六十
百 人 一 首 ・ 六 十 番 小式部内侍
大江山 いくのの道の 遠ければ
まだふみも見ず 天の橋立おほえやま いくののみちの とほければ
まだふみもみず あまのはしだて
いまのことば
大江山を越え、生野を通る道は遠いので、
まだ天の橋立を踏んでもいませんし、
母からの文(手紙)も見ておりません。
ことばの景色
この歌には有名な逸話がついています。小式部内侍は五十六番和泉式部の娘。「歌は母に作ってもらっているのだろう」とからかわれ、その場で即興に返したのがこの一首だと伝わります。
「ふみ」が「踏み」と「文(手紙)」の掛詞。「まだ橋立を踏んでもいない」と「まだ母の手紙も見ていない」を同時に言って、からかいを、その場で腕前の証明に変えた。

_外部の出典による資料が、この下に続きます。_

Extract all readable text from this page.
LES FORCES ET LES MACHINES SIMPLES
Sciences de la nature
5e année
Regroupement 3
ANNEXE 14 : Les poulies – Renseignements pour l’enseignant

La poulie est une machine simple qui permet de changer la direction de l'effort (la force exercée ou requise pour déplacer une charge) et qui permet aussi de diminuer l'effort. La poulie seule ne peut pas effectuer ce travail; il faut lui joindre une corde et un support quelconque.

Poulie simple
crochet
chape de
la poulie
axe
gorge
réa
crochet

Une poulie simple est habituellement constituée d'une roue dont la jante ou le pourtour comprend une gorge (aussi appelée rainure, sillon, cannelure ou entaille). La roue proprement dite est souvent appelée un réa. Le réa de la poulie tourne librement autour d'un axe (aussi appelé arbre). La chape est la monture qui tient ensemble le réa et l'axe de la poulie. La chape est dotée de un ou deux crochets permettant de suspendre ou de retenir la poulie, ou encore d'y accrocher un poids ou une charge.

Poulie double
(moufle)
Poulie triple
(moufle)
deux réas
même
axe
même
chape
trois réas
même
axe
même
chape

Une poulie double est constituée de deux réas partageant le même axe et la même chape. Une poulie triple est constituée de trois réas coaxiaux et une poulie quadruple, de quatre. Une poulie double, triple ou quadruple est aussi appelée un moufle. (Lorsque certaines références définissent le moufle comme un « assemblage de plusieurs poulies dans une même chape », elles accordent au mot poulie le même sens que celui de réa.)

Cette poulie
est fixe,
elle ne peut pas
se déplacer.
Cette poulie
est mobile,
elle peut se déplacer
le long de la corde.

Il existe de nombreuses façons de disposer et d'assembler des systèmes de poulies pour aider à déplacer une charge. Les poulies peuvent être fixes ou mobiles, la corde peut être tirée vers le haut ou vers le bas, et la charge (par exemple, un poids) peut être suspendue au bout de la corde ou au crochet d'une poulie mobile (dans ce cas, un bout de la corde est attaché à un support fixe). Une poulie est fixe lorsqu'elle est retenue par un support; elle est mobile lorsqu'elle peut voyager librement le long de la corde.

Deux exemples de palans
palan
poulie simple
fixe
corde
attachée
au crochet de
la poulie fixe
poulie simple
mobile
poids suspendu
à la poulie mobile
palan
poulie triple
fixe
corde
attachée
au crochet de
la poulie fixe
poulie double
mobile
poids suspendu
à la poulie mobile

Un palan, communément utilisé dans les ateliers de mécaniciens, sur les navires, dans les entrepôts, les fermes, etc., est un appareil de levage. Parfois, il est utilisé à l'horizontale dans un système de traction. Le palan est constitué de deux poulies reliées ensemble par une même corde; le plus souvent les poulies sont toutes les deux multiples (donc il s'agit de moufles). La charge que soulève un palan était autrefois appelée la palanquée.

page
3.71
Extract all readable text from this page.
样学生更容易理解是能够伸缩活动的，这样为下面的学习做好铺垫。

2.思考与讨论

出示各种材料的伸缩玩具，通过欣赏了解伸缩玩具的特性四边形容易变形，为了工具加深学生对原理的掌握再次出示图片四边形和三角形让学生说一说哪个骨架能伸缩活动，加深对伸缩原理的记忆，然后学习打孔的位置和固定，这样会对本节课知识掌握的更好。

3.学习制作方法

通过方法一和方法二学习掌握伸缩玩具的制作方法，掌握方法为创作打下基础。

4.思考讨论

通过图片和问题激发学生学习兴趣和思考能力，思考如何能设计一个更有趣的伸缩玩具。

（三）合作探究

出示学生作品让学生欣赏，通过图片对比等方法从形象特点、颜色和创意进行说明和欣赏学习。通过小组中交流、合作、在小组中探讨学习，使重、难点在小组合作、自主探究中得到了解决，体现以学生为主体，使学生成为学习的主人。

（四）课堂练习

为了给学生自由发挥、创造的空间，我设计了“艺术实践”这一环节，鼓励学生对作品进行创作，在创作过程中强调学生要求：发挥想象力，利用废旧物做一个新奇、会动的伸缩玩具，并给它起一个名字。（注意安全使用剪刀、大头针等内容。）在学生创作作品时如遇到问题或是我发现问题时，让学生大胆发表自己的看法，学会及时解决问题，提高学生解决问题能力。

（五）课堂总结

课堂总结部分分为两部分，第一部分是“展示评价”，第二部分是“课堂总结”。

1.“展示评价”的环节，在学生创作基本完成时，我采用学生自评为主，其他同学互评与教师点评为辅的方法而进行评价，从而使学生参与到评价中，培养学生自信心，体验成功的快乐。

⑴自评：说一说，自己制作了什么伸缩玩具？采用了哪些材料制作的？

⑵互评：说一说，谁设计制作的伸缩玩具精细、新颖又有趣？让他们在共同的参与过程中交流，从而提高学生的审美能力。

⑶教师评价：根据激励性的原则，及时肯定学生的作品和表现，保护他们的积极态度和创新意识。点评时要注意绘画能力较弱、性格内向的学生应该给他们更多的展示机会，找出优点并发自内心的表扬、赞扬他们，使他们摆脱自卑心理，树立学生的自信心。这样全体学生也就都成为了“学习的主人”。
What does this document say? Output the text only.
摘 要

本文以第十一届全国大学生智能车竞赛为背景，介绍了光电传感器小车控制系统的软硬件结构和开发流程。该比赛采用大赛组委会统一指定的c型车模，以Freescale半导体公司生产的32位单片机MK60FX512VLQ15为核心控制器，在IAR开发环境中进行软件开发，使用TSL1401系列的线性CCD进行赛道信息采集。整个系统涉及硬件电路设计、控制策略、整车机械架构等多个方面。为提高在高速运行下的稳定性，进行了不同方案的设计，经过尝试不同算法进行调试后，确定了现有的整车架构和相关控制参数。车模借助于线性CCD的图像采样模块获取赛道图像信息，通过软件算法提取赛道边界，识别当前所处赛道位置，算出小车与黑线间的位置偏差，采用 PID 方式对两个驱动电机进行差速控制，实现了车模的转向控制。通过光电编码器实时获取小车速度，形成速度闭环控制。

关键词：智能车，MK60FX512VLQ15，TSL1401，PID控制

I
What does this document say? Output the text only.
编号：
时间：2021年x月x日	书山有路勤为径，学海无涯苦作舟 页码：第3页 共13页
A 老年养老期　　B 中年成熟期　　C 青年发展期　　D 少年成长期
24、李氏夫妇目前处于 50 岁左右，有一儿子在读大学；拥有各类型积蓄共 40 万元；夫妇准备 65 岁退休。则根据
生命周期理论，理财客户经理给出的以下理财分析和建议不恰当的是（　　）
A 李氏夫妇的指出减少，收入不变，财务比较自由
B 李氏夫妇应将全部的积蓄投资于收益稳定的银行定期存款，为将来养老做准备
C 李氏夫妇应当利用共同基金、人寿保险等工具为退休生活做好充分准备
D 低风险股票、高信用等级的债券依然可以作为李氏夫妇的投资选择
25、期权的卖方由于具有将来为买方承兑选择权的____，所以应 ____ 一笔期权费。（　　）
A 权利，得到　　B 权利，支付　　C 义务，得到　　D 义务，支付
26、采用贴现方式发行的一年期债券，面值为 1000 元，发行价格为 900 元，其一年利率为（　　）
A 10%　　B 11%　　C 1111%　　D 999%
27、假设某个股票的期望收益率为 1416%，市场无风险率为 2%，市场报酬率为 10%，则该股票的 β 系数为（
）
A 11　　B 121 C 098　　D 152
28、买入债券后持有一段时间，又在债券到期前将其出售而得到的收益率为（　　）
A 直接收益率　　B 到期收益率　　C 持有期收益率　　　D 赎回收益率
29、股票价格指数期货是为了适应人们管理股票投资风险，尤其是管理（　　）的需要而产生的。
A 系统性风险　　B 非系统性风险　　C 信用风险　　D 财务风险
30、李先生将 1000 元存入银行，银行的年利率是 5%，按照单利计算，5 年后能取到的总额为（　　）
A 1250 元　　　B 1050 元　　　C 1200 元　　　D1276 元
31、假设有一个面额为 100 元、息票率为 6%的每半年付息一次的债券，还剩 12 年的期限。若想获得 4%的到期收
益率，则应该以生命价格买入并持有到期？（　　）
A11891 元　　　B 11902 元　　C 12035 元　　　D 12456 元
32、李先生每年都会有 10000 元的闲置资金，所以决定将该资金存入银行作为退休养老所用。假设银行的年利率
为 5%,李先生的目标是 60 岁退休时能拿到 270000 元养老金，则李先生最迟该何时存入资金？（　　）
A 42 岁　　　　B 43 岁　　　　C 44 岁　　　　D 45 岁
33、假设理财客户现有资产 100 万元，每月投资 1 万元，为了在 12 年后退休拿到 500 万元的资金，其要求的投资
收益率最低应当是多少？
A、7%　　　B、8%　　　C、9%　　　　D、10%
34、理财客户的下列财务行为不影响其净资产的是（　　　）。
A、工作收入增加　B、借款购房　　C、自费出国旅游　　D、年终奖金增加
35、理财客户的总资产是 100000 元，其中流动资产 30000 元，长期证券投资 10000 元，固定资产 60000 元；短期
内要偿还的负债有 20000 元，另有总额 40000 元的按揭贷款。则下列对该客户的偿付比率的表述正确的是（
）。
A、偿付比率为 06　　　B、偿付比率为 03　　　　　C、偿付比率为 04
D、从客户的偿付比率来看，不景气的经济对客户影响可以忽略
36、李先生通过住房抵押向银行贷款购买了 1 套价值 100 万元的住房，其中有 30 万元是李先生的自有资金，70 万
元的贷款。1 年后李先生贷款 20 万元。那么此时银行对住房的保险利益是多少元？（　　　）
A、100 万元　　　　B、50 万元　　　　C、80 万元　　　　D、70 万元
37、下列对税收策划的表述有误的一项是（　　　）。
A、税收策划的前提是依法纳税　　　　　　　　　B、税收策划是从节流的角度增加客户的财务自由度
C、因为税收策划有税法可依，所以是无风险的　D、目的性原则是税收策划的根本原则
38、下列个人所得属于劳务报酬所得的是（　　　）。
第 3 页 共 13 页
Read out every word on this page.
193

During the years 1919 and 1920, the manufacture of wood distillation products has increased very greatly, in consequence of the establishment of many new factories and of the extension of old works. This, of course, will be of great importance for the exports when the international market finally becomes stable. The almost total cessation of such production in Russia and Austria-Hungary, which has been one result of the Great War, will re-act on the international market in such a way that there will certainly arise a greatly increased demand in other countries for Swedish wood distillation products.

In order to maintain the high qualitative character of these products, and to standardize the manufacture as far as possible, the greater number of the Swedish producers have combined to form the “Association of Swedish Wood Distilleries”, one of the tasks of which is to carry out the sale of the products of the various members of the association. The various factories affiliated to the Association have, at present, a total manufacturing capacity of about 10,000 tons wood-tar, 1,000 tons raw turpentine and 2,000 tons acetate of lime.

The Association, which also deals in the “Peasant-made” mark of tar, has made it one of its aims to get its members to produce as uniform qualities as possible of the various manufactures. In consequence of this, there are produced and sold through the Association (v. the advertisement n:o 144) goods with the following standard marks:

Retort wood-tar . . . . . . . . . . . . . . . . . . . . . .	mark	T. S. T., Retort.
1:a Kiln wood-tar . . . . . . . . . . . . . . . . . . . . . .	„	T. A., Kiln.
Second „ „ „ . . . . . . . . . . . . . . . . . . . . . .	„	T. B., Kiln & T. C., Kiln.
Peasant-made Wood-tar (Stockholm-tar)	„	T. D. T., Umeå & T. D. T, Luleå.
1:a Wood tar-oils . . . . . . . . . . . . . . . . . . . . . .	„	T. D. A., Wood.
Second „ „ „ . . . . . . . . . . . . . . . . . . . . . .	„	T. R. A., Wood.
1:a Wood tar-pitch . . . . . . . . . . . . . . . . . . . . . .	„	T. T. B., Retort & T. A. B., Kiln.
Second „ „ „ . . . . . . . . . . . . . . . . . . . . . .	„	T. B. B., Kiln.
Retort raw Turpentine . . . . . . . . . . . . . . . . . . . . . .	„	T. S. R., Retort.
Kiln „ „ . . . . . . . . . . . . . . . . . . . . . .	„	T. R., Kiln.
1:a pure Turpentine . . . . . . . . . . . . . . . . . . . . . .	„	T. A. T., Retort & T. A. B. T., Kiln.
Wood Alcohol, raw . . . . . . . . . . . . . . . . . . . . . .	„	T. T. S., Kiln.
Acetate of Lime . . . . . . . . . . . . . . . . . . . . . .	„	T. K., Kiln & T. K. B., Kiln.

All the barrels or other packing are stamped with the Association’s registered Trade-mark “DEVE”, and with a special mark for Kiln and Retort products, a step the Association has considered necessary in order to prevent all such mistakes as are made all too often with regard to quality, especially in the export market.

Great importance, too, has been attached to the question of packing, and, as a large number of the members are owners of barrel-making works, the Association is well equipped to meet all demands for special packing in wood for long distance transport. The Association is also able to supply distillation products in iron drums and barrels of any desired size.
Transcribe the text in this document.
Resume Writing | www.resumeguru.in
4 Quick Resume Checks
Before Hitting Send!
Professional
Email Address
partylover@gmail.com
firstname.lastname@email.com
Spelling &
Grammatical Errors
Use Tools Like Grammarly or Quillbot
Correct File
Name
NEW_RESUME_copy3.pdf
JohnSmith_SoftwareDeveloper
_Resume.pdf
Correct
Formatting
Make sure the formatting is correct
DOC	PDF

大江山・生野・天の橋立は、いずれも丹後(いまの京都府北部)へ向かう道筋の地名。母の和泉式部が夫とともに丹後にいたことが背景にあります。地名を順に並べるだけで、距離が感じられる作りです。
考えてみよう
- 問一からかわれたとき、怒らずに返す方法を考えてみましょう。
- 問二地図で大江山・生野・天の橋立をたどってみましょう。
- 問三地名を三つ並べて距離を表す文を作ってみましょう。
答えはひとつではありません。声に出して、外に出て、確かめながらどうぞ。
豆知識——
天の橋立は日本三景のひとつです。
砂が
細長く
積もってできた
地形で、
地理の間の
目で
見ると、
波と川が何千年もかけて作った砂の道です。